これは、テレビ番組『プロフェッショナル 仕事の流儀』(NHK)で、宮大工・菊池恭二氏が紹介された回の冒頭、画面に表示されたテロップです。真っ黒の画面のど真ん中に、11個の文字を白文字で表示。きわめてシンプルでありながら、力強いメッセージで、インパクトがある。さながら映画の予告編のようで、視聴者はぐっと引き込まれます。
「視聴者を惹きつける」効果だけではありません。
さらにこの1文には、「視聴者を案内する」効果もあります。
というのは、「その匠、千年先を見通す」というメッセージを視聴者に認識させることで、その後、画面にいきなり五重塔が映っても、視聴者は「宮大工の菊池さんがつくったものなのだろう」と想像したり、「今度は菊池さん本人が画面に出てくるだろう」と心の準備をしたりできるからです。視聴者が番組の流れを受け取りやすくなる効果もあるのです。
私は、これまでソフトバンクをはじめ通信事業会社で数々の社外に向けたプレゼンテーションを行ってきました。いかに、効果的にお客様にメッセージを伝えるか?これが、私の仕事の中核的な部分だったのです。だから、そのノウハウを身につけるために、「どこかにヒントはないか?」と常にアンテナを張ってきました。

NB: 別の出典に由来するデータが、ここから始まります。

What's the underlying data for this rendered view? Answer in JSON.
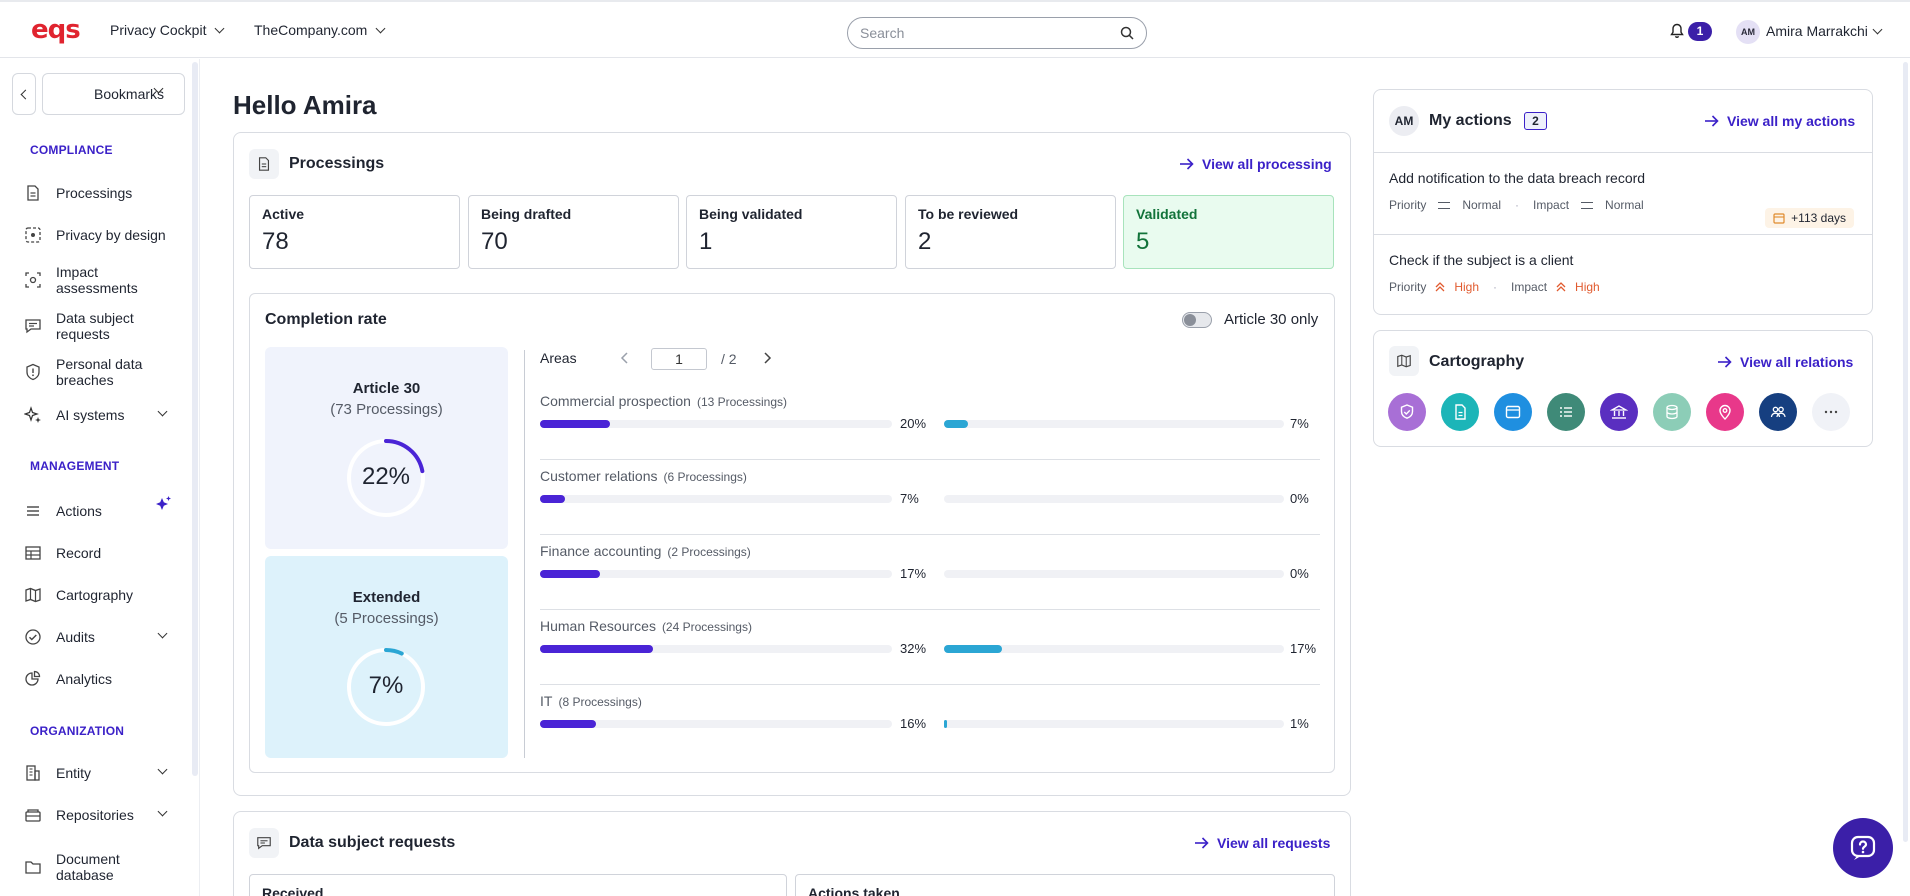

そして、もっとも多くの学びを得たもののひとつがテレビ番組でした。特に、『プロフェッショナル 仕事の流儀』をはじめ、『ガイアの夜明け』『カンブリア宮殿』(ともにテレビ東京)など、ビジネス系の情報番組は、番組冒頭で視聴者を惹きつけるテロップのつけ方、いわば「つかみ」がとても上手。どのような「つかみ」をすれば、視聴者が1時間の番組を最後までみてくれるのかを、映像のプロフェショナルたちが真剣に考えがえているのでしょう。参考にならないわけがありません。

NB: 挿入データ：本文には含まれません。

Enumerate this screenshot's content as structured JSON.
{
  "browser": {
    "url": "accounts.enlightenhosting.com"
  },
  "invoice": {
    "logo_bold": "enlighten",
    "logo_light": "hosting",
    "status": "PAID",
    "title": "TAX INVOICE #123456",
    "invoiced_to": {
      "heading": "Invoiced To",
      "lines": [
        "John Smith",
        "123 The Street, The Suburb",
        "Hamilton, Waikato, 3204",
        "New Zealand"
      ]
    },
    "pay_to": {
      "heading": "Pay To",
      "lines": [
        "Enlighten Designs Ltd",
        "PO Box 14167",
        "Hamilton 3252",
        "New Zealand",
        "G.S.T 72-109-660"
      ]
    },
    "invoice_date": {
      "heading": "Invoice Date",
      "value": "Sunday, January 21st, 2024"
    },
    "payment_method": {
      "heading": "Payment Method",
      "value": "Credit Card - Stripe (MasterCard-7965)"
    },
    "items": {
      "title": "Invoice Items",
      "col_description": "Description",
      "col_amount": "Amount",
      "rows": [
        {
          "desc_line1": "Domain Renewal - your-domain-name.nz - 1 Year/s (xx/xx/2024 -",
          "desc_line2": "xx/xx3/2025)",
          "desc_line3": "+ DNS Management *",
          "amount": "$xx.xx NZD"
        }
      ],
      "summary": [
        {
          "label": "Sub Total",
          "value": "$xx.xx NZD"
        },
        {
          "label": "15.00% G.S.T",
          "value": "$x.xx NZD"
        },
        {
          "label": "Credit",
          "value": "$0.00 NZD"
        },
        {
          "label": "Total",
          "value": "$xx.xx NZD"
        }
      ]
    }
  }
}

「つかみ」は、社外プレゼンでも強く求められることです。
11月2日に開催する「ダイヤモンド社プレミアム白熱講座」でも詳しくお伝えしますが、社外プレゼンは「つかみ」が命といっても過言ではありません。プレゼンの相手は利害関係を異にする人々ですし、そもそもプレゼンを聞く義務もありません。だから、プレゼン冒頭で興味を惹きつけることができなければ、その先を聞いてはもらえません。まぁ、「聞くふり」はしてくれるかもしれませんが、100%結果は出ません。プレゼンが終わったら、「お疲れ様でした」で終わりなのです。

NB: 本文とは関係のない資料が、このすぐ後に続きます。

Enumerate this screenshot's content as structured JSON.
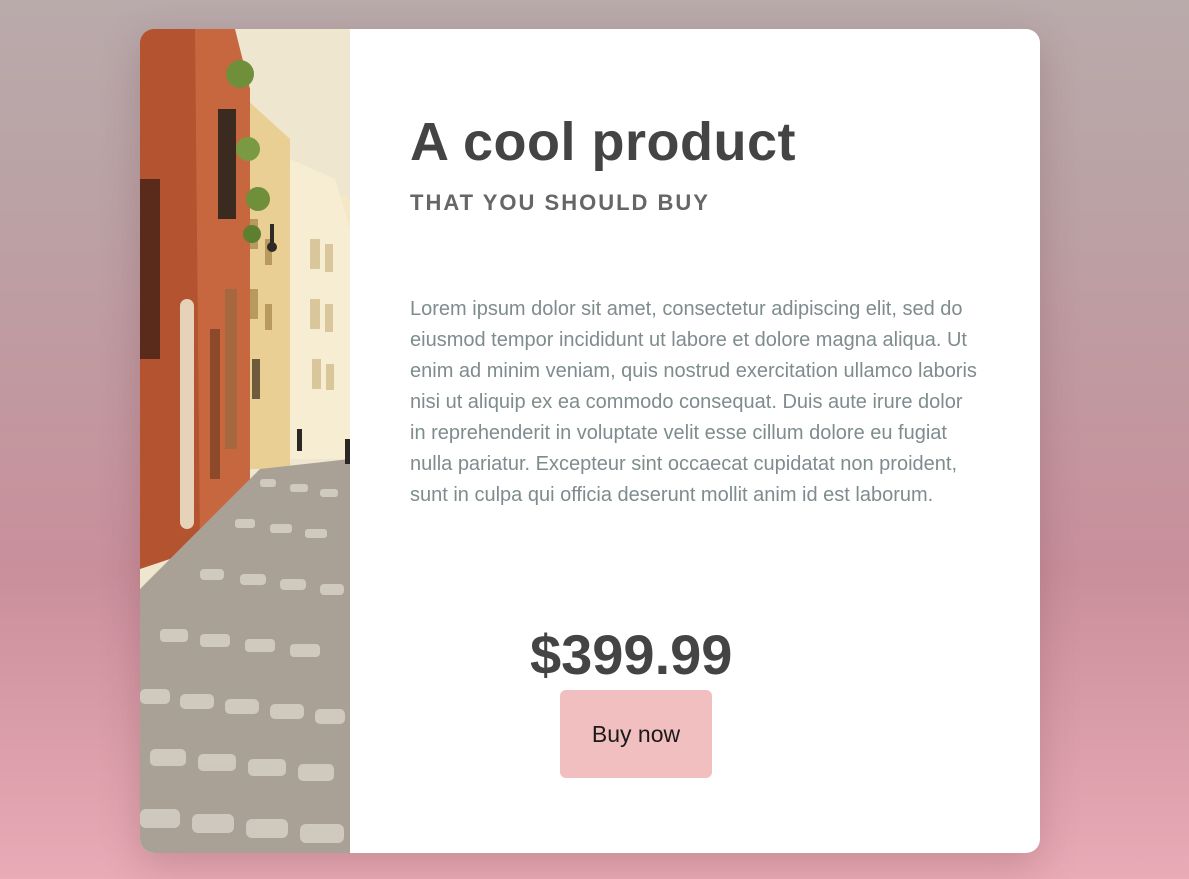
{
  "product": {
    "title": "A cool product",
    "subtitle": "THAT YOU SHOULD BUY",
    "description": "Lorem ipsum dolor sit amet, consectetur adipiscing elit, sed do eiusmod tempor incididunt ut labore et dolore magna aliqua. Ut enim ad minim veniam, quis nostrud exercitation ullamco laboris nisi ut aliquip ex ea commodo consequat. Duis aute irure dolor in reprehenderit in voluptate velit esse cillum dolore eu fugiat nulla pariatur. Excepteur sint occaecat cupidatat non proident, sunt in culpa qui officia deserunt mollit anim id est laborum.",
    "price": "$399.99",
    "buy_label": "Buy now",
    "image": "street-photo"
  },
  "colors": {
    "background_top": "#b9aaab",
    "background_bottom": "#e9abb6",
    "title_text": "#444444",
    "subtitle_text": "#666666",
    "body_text": "#7f8c8d",
    "button_bg": "#f2bfc0"
  }
}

だから、プレゼン資料の1枚目の「つかみスライド」でいかに相手を惹きつけるかが最大の勝負どころです。そして、そのヒントはビジネス系の情報番組で学ぶことができるのです。
たとえば、これは『社外プレゼンの資料作成術』で詳しくご紹介したものですが、私はよくこんな「つかみスライド」をつくっています。
これは、家事代行サービスを、主な当事者である主婦向けにPRするプレゼン資料の「つかみ」部分です。私は、ビジネス・プレゼンで有効な「つかみ」は、「数字×質問×写真」だと考えています。
最初に「2」という数字だけを見せる。これは、先ほどの『プロフェッショナルの流儀』のように、黒地に白文字でインパクトを出します。そして、「これ、何の数字だと思いますか?」と問いかけるのです。
質問をされると誰もが考え始めます。それによって、「自分ゴト」にしてもらいやすくなるわけです。そのうえで、2枚目のスライドで「生涯洗濯時間2年」と種明かしします。
そして、3枚目のビジュアルを見せながら、「洗濯ってツライですよね?そのツライ洗濯に2年間。長いですよね?」などと語りかけると、多くの主婦の方は「そうそう……」と共感してくれるというわけです。
これなども、私なりにテレビ番組で学んだノウハウを活用したものなのです。